Es ist wichtig dabei zwischen Methodensicherheit (Bezeichnet die Sicherheit der Methode wenn keine Anwendungsfehler begangen werden) und Anwendungssicherheit (bezeichnet die Sicherheit im täglichen Gebrauch) zu unterscheiden.
Dabei ist zu beachten, dass nicht festgeschrieben ist, wieviele Frauen an einem entsprechendem Test eines Verhütungsmittels teilgenommen haben müssen und somit ist vor allem bei neu auf dem Markt gekommen Produkten, sowie durch den Hersteller gemachte Angaben Vorsicht geboten ist.
Referenzwert
Bei regelmäßigem, ungeschütztem Geschlechtsverkehr ohne jegliche Form der Empfängnisverhütung gibt der Pearl-Index die Fruchtbarkeit wieder und beträgt altersabhängig etwa 85 bei 20-jährigen Frauen, 50 bei 35-jährigen Frauen und nur noch 30 bei 40-jährigen Frauen und sinkt dann etwa im Alter von 45-50 mit dem der Menopause auf 0 ab.
Übersicht
Eine Übersicht über den Pearl-Index verschiedener Verhütungsmethoden findet sich im Wikipedia-Artikel Empfängnisverhütung.
Barrieremethoden
Kondom
Das Kondom ist die einfachste (weil sie keiner vorausschauenden Planung bedarf) Methode zur Verhütung von Schwangerschaften und der Übertragund von Geschlechtskrankheiten beim geschlechtlichen Verkehr zweier oder mehreren Menschen, sowohl beim Mann-Frau-Sex als auch beim Mann-Mann-Sex.
Das Kondom/Femidom ist das einzige Verhütungsmittel welches auch vor Geschlechtskrankheiten schützt.
Latex Kondome werden von ölhaltigen Substanzen angeriffen und bieten dann keine Sicherheit mehr.
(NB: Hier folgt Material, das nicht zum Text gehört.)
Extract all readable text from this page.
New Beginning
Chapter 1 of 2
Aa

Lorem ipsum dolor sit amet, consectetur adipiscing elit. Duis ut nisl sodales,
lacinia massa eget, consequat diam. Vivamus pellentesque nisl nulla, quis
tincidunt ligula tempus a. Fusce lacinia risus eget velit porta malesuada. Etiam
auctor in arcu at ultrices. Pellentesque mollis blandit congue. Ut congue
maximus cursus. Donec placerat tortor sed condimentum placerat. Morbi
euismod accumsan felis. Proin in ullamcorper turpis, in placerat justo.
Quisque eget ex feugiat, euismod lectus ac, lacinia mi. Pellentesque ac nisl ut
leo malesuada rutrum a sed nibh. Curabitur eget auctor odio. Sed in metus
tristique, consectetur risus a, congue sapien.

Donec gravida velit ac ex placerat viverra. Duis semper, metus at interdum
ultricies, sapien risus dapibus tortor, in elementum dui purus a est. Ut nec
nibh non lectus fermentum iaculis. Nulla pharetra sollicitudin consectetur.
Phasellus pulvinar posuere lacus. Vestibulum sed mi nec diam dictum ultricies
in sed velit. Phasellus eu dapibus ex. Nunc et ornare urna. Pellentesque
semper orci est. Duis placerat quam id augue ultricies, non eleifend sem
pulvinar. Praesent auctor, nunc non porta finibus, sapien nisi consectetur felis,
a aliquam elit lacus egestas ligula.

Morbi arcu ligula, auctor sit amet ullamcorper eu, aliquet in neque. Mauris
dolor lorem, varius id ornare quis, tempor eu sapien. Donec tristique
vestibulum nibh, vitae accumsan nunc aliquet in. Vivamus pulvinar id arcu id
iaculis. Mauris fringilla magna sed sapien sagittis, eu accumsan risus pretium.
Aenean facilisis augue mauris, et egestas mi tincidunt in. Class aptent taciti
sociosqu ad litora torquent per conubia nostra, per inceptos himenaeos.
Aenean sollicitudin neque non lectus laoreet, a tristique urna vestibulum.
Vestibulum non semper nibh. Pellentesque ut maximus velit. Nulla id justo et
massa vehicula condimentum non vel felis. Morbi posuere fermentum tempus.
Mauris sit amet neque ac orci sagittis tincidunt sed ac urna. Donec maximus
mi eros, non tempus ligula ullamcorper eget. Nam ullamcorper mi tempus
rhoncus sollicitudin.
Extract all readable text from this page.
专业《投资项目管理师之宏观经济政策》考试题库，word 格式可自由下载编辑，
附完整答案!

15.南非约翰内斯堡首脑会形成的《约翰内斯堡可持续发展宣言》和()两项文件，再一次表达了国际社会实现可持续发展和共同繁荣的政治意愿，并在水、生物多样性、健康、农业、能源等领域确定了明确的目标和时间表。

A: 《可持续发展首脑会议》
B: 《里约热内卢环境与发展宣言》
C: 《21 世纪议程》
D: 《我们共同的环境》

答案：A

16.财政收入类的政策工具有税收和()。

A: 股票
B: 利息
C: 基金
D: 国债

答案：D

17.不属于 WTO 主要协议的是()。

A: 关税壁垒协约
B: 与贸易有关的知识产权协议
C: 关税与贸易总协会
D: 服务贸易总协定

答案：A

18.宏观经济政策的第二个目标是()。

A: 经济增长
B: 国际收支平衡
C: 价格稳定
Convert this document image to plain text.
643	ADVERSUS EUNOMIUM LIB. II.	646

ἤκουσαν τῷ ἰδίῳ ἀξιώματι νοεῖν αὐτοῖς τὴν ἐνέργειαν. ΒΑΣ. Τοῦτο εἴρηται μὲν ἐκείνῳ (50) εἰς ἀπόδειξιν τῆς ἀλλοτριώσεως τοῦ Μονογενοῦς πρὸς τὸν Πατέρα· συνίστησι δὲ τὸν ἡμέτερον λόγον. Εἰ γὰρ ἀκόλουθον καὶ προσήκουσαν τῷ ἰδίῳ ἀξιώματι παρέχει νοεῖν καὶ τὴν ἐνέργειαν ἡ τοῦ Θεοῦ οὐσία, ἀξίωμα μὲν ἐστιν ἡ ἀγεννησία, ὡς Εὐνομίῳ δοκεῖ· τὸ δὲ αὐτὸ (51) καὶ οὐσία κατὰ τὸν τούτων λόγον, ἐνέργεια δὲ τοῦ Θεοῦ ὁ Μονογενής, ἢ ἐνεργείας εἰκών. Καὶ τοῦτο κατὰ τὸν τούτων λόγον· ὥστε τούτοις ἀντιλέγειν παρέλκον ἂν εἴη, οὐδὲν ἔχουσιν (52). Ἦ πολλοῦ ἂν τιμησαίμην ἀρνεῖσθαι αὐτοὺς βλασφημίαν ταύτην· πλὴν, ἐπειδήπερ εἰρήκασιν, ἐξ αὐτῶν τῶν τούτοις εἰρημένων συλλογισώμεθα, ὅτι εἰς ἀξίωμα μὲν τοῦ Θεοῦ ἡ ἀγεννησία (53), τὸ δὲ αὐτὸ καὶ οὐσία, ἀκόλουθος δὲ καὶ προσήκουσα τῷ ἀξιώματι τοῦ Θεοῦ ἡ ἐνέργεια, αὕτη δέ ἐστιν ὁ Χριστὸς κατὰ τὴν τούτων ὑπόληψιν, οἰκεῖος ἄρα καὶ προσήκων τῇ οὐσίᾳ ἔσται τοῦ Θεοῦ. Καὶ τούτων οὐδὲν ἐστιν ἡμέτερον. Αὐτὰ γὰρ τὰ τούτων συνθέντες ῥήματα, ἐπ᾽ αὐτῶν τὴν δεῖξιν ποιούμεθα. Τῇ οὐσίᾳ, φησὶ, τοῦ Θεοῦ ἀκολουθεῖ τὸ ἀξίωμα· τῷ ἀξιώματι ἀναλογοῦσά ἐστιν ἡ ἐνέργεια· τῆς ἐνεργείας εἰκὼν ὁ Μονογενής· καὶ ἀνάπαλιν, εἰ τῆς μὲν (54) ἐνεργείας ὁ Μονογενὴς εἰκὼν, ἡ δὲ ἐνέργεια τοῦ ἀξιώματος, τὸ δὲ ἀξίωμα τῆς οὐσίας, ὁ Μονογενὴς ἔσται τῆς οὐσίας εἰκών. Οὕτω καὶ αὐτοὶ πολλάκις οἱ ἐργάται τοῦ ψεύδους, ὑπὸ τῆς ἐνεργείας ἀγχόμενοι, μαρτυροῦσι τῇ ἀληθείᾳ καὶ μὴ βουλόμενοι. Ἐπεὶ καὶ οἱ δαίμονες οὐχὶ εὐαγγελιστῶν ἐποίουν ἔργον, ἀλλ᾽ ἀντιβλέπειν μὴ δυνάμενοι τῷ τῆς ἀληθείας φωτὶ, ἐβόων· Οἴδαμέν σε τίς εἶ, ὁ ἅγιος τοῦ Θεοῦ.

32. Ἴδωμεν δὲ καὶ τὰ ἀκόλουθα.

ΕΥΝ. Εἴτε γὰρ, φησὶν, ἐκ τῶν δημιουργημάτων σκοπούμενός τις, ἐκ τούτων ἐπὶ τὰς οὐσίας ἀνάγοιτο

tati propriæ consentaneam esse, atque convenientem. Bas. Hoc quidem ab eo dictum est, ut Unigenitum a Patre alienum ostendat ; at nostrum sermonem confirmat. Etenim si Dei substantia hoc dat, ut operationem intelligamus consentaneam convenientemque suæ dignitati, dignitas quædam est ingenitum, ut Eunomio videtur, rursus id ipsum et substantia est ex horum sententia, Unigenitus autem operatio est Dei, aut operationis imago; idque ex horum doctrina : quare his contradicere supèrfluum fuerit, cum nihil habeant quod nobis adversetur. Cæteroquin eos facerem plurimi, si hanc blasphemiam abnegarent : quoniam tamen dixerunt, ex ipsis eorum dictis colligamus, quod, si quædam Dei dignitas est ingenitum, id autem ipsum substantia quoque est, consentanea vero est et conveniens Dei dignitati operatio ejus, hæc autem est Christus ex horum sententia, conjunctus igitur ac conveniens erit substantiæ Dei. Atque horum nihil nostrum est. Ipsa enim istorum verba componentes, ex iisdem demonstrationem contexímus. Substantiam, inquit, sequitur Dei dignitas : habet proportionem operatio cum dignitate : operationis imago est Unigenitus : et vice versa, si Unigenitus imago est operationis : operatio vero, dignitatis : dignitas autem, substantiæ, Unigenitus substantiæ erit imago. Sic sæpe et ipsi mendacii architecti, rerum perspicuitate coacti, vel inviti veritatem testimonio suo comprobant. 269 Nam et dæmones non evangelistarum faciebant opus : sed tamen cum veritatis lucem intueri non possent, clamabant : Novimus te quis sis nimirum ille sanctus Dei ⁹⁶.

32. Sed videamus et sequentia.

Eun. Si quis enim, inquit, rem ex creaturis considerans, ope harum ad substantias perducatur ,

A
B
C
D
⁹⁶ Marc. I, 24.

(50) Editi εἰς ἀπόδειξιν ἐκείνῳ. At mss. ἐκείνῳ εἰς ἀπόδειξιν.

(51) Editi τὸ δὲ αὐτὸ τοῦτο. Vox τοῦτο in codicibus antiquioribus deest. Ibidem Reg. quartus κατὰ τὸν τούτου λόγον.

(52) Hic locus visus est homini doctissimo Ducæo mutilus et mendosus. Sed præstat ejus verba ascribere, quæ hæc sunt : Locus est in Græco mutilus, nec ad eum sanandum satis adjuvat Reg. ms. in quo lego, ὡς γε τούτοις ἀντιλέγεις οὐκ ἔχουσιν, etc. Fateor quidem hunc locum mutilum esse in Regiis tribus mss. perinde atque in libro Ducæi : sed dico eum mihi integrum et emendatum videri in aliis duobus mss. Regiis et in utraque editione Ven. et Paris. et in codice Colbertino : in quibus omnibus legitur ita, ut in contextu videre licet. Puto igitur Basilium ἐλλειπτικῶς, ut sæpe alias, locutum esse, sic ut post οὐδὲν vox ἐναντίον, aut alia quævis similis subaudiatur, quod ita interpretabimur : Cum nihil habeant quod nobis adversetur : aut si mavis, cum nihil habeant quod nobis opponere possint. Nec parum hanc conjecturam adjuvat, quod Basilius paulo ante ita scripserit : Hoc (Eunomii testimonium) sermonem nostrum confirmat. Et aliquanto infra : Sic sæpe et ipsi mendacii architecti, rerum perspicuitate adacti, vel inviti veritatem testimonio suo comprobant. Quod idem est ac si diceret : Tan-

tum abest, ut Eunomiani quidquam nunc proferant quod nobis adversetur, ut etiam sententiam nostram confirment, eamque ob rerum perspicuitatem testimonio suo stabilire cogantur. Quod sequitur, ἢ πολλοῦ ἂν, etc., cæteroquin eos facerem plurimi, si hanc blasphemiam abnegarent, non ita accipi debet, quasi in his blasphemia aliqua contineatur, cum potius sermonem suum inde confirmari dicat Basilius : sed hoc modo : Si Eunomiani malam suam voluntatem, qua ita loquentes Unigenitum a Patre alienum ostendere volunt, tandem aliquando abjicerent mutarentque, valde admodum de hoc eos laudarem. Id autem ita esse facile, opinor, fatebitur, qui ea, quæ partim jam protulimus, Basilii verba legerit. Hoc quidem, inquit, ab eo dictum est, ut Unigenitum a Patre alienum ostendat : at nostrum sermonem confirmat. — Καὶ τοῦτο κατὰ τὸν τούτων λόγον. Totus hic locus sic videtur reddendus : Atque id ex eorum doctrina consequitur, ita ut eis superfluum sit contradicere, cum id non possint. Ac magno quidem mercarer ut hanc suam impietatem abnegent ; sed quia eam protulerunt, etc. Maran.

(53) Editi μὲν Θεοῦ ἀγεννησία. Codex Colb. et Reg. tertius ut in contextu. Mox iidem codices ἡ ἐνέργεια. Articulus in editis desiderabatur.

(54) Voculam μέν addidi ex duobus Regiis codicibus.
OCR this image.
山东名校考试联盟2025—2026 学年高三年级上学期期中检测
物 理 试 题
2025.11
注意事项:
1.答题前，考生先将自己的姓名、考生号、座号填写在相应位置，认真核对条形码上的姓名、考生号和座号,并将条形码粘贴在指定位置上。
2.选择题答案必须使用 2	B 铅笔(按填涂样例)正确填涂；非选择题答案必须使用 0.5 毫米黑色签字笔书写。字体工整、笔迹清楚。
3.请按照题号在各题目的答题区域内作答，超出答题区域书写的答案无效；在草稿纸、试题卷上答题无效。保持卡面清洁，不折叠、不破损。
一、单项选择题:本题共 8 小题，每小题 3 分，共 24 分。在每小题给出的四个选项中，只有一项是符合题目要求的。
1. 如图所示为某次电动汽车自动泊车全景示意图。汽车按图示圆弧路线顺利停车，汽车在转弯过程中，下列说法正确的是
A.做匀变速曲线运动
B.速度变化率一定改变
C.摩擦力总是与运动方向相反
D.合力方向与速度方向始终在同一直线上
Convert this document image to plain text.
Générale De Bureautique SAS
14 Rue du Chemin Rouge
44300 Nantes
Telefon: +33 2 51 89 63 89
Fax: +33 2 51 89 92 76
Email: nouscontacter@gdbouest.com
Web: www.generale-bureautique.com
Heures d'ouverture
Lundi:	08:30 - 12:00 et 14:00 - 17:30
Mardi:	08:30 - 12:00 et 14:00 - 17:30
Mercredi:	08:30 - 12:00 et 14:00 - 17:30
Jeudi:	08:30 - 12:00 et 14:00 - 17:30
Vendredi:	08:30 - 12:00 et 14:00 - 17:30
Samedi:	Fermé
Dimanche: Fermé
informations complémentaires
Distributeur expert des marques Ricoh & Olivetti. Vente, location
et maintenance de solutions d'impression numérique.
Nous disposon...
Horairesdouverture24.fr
Aus diesem Grund ist nur spezielles Gleitgel zu verwenden und auf Massageöle und ähnliches zu verzichten.
Es ist wichtig, dass das Kondom die richtige Größe hat, es gibt Studien die behaupten, dass bis zu 75% der Männer die falsche Kondomgröße nutzen. Dies ist wichtig, da ein zu kleines Kondom stärker belastet wird und somit schneller reißt, wohingegen ein zu großes Kondom zum abrutschen neigt. In beiden Fällen ist die Sicherheit nicht mehr gegeben.
Dazu gibt es einen Kondomberater im Internet. Desweiteren gibt es einen Hersteller in den USA der sehr viele verschiedene Größen anbietet. Auch Unter- und Übergrößen die im Moment (Mitte 2008) noch nicht auf dem europäischen Markt zu haben sind.
Sicherheit
Der Pearl-Index liegt zwischen 2 und 12.
Femidom
Grundsätzlich ist das Femidom (Kondom für die Frau) dem Kondom recht ähnlich, aus diesem Grund hier vorallem die Unterschiede.
Nachteile
- Das Einsetzen des Femidom benötigt etwas Übung.
- Es ist teurer als Kondome.
- Es knistert Anfangs bis es warm ist.
Vorteile
- Es kann bereits Stunden vor dem Liebesspiel eingesetzt werden - dieses muss somit nicht unterbrochen werden.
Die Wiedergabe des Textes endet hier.